Bail commercial résiliation à Bayonne : indemnité d'éviction et congé triennal

📅 Décision du 27 juillet 2026⚖️ Tribunal Judiciaire de Bayonne👁️ 11 vues📖 8 min de lecture

La résiliation d'un bail commercial à Bayonne expose le locataire à des enjeux majeurs : droit au renouvellement, indemnité d'éviction et délais de procédure. Cet article de fond analyse les textes, la jurisprudence récente et les spécificités locales des Pyrénées-Atlantiques pour vous aider à anticiper.

Un commerçant de la rue d'Espagne à Bayonne reçoit une lettre de son bailleur : congé sans offre de renouvellement. À la clé, une fermeture forcée de son magasin de 120 m² dans six mois. Pour ce type de local, l'indemnité d'éviction peut dépasser 150 000 € selon les études notariales récentes en Pyrénées-Atlantiques. Le bail commercial résiliation Bayonne est un contentieux technique où la moindre erreur de procédure coûte des années de perte d'exploitation.

Bail commercial résiliation : ce que dit la loi

Le statut des baux commerciaux, prévu aux articles L145-1 à L145-60 du Code de commerce, accorde au locataire un droit au renouvellement quasi automatique de son bail. Le propriétaire ne peut refuser le renouvellement qu'en invoquant un motif grave et légitime (défaut de paiement, troubles de jouissance) ou en offrant le paiement d'une indemnité d'éviction. L'article L145-14 précise que cette indemnité doit compenser la valeur marchande du fonds de commerce, les frais de réinstallation et le trouble commercial. L'article L145-9 fixe le congé triennal : le bailleur peut donner congé à l'issue de chaque période triennale, mais avec un préavis de six mois.

En parallèle, le Code civil intervient via l'article 1728 sur les obligations du preneur (paiement du loyer, usage conformément à la destination) et l'article 1741 sur la résiliation judiciaire en cas d'inexécution.
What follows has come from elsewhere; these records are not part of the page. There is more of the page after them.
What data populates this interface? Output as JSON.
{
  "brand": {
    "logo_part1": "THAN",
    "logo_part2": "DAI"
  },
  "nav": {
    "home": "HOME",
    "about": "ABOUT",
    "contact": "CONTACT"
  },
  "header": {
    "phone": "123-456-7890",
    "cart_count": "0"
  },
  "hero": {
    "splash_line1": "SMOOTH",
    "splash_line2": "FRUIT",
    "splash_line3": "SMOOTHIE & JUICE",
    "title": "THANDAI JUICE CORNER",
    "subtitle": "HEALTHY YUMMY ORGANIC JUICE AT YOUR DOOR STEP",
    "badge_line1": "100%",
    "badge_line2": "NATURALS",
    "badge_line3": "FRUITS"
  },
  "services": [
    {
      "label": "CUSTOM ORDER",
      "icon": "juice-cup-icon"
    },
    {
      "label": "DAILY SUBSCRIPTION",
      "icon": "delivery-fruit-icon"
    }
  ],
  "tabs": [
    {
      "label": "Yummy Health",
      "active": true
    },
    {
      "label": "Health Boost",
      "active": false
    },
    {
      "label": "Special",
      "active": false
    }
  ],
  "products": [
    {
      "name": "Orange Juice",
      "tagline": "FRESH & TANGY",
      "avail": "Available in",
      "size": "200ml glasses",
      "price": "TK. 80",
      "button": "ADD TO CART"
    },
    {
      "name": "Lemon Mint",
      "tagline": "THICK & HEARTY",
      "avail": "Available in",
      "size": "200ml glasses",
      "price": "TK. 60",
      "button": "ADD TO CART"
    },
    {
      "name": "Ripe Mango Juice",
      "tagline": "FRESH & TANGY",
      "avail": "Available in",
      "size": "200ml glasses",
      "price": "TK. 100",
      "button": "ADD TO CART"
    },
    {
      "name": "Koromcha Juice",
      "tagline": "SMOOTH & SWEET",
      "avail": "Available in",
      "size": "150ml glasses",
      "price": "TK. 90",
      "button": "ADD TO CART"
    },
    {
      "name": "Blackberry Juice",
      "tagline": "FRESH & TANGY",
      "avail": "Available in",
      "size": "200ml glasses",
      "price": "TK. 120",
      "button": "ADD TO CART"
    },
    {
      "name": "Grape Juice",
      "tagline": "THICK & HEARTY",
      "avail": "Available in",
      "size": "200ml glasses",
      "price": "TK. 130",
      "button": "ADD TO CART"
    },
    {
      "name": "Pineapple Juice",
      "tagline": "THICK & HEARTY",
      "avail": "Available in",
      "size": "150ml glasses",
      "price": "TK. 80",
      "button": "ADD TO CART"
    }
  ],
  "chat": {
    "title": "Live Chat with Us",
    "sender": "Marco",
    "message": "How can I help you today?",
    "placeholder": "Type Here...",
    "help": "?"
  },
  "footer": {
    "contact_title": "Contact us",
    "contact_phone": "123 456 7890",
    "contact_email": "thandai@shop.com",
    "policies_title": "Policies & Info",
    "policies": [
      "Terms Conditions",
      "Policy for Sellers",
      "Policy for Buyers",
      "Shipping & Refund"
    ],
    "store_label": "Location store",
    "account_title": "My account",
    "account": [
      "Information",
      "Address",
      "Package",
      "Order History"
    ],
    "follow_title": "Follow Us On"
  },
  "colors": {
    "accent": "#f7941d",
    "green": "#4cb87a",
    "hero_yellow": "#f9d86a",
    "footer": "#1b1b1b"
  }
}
Toutefois, ces dispositions générales cèdent devant les règles spécifiques des baux commerciaux. Ainsi, un simple retard de loyer ne justifie pas toujours la résiliation : la Cour de cassation (3e civ., 15 mars 2018, n°17-18.256) exige un défaut de paiement caractérisé et une mise en demeure infructueuse de 30 jours.

La loi Pinel du 18 juin 2014 a renforcé la protection du locataire en encadrant le plafonnement du loyer lors du renouvellement et en imposant des motifs stricts de résiliation. Le décret n°2015-1653 du 11 décembre 2015 a également précisé les modalités de l'indemnité d'éviction, notamment son calcul in concreto (perte d'achalandage, état du marché local).

La jurisprudence récente

Plusieurs arrêts marquants éclairent la résiliation du bail commercial. La Cour de cassation (3e civ., 10 octobre 2024, n°23-17.894) a jugé que le refus de renouvellement pour motif grave (absence d'exploitation réelle) ne dispense pas le bailleur de payer l'indemnité d'éviction si celle-ci est due. En l'espèce, un restaurateur à Bayonne avait cessé son activité pendant cinq mois : la Haute juridiction a considéré que l'absence d'exploitation n'était pas constitutive d'un motif grave justifiant de priver le locataire de toute indemnité.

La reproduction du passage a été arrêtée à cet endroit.